PolyU’s 18-strong team also stressed in its platform that it would continue to be vocal and actively respond to social affairs.
Similarly, president hopeful Alan Wu Wai-kuen said his whole cabinet was prepared to face arrests. He added that legal thresholds had been unclear under the national security law, which targets acts of secession, subversion, terrorism and collusion with foreign forces.
“People often talk about [not crossing] the red lines under the law, but it is still unclear where the red lines actually are.

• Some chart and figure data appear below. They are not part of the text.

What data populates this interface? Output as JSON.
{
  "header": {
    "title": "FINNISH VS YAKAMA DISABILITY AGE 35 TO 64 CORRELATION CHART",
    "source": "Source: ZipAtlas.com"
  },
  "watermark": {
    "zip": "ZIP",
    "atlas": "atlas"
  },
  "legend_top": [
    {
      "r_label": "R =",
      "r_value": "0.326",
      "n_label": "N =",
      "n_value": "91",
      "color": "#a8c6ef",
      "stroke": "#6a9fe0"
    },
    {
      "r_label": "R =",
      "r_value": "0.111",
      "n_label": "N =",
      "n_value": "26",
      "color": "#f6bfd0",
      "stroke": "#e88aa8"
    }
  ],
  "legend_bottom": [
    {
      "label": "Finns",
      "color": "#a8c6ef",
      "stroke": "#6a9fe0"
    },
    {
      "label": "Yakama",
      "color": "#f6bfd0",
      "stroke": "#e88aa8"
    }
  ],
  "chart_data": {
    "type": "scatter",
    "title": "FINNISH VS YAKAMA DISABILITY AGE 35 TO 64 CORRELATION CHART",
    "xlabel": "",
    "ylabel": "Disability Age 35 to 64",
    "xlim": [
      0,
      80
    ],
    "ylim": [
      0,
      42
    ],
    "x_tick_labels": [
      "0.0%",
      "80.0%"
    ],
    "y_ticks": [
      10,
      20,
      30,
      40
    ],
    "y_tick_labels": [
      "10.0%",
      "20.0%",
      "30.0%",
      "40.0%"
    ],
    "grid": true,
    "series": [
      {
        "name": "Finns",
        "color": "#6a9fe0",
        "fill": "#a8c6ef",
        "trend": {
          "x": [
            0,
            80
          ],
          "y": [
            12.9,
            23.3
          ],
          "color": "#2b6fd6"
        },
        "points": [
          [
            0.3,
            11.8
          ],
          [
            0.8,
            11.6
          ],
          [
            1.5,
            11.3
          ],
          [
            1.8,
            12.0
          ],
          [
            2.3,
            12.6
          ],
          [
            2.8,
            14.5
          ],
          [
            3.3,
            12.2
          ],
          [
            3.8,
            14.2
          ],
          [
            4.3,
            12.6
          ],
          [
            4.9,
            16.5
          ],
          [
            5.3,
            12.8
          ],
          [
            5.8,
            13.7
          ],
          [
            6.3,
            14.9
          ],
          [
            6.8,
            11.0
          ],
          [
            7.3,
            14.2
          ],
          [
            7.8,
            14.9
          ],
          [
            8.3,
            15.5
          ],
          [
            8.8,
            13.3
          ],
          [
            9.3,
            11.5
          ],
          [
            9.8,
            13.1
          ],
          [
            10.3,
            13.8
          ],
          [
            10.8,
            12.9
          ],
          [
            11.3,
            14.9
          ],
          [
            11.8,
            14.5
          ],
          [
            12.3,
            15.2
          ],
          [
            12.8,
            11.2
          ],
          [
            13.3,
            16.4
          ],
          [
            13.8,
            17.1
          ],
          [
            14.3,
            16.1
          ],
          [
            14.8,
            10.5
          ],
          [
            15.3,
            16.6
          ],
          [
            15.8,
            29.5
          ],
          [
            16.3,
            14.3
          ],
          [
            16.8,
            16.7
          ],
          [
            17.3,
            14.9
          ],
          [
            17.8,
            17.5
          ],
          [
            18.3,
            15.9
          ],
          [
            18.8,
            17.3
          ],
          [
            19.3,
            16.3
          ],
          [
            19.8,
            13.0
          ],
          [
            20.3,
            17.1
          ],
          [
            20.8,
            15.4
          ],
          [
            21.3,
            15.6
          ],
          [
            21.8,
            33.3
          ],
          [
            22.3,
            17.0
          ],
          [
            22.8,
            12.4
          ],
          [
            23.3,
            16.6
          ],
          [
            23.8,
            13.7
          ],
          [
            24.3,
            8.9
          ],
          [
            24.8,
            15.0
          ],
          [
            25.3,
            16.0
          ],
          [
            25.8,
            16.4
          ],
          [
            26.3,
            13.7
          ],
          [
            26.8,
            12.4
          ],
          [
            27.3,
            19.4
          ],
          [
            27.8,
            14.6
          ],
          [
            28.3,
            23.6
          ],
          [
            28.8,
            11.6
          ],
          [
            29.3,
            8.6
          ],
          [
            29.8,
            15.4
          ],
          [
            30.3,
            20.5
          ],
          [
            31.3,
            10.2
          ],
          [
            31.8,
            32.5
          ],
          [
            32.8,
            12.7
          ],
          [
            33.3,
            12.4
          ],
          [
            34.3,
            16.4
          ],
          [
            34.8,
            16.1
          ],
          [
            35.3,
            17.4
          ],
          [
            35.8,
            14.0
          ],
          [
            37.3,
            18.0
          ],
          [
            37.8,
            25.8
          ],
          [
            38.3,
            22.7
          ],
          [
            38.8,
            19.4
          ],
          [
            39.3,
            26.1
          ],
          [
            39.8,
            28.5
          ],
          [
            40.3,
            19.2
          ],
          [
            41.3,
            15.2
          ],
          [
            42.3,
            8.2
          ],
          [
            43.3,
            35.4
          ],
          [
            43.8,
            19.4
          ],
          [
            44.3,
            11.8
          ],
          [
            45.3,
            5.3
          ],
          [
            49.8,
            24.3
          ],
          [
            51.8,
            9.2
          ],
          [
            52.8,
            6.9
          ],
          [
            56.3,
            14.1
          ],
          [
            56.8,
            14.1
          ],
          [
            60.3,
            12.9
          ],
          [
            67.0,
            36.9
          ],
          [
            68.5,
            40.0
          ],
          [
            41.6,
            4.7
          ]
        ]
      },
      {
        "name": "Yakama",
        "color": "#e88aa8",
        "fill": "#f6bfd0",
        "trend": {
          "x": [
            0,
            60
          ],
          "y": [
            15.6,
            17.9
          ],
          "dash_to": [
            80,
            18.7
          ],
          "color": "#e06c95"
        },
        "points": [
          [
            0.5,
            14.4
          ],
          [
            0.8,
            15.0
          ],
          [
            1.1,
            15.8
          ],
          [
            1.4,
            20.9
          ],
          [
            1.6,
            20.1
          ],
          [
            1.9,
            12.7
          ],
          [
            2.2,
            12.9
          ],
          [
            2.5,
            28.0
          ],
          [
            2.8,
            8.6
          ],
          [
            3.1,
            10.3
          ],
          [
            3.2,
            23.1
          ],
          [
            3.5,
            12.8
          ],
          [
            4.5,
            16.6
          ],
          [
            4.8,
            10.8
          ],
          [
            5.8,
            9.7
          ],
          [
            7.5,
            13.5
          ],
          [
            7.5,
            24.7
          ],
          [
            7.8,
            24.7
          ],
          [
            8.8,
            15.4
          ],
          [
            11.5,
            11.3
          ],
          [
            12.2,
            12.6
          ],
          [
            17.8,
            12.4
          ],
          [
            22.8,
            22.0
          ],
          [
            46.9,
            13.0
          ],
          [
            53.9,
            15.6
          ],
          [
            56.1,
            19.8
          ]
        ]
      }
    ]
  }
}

In fact, the relevant thresholds may even be raised by [authorities] whenever they want to,” Wu told the Post on Monday.
But he stressed the cabinet would not self-censor, raising the example of one of its slogans in their manifesto “Revolution is justified; liberation is legitimate”, despite it being similar to 2019’s clarion call for protesters – “Liberate Hong Kong; revolution of our times” – which was deemed by police as a possible breach of the security law.
At the city’s oldest university HKU, only one student is running for the seat of the union’s general secretary, rendering a by-election to fill up the remaining 13 seats under school regulations, according to incumbent student union president Edy Jeh Tsz-lam.
Last year, student unions at CUHK, CityU, Lingnan University, Baptist University and Education University were also left vacated due to various reasons, with basic student affairs operations maintained only by provisional committees.
Secretary for Education Kevin Yeung Yun-hung said last November that university management should tighten their supervision over student activities and spell out clearer rules when allowing student unions to organise events on campus.
In replies to the Post, HKUST and PolyU said there were no changes in their policies on student activities on campus, although a PolyU spokeswoman added that management had the right to take back facilities over any perceived violations.
A CUHK spokeswoman stressed that no unlawful activity would be allowed on campus at all times, while CityU said the university had established guidelines and policies for event management which should be followed by all members.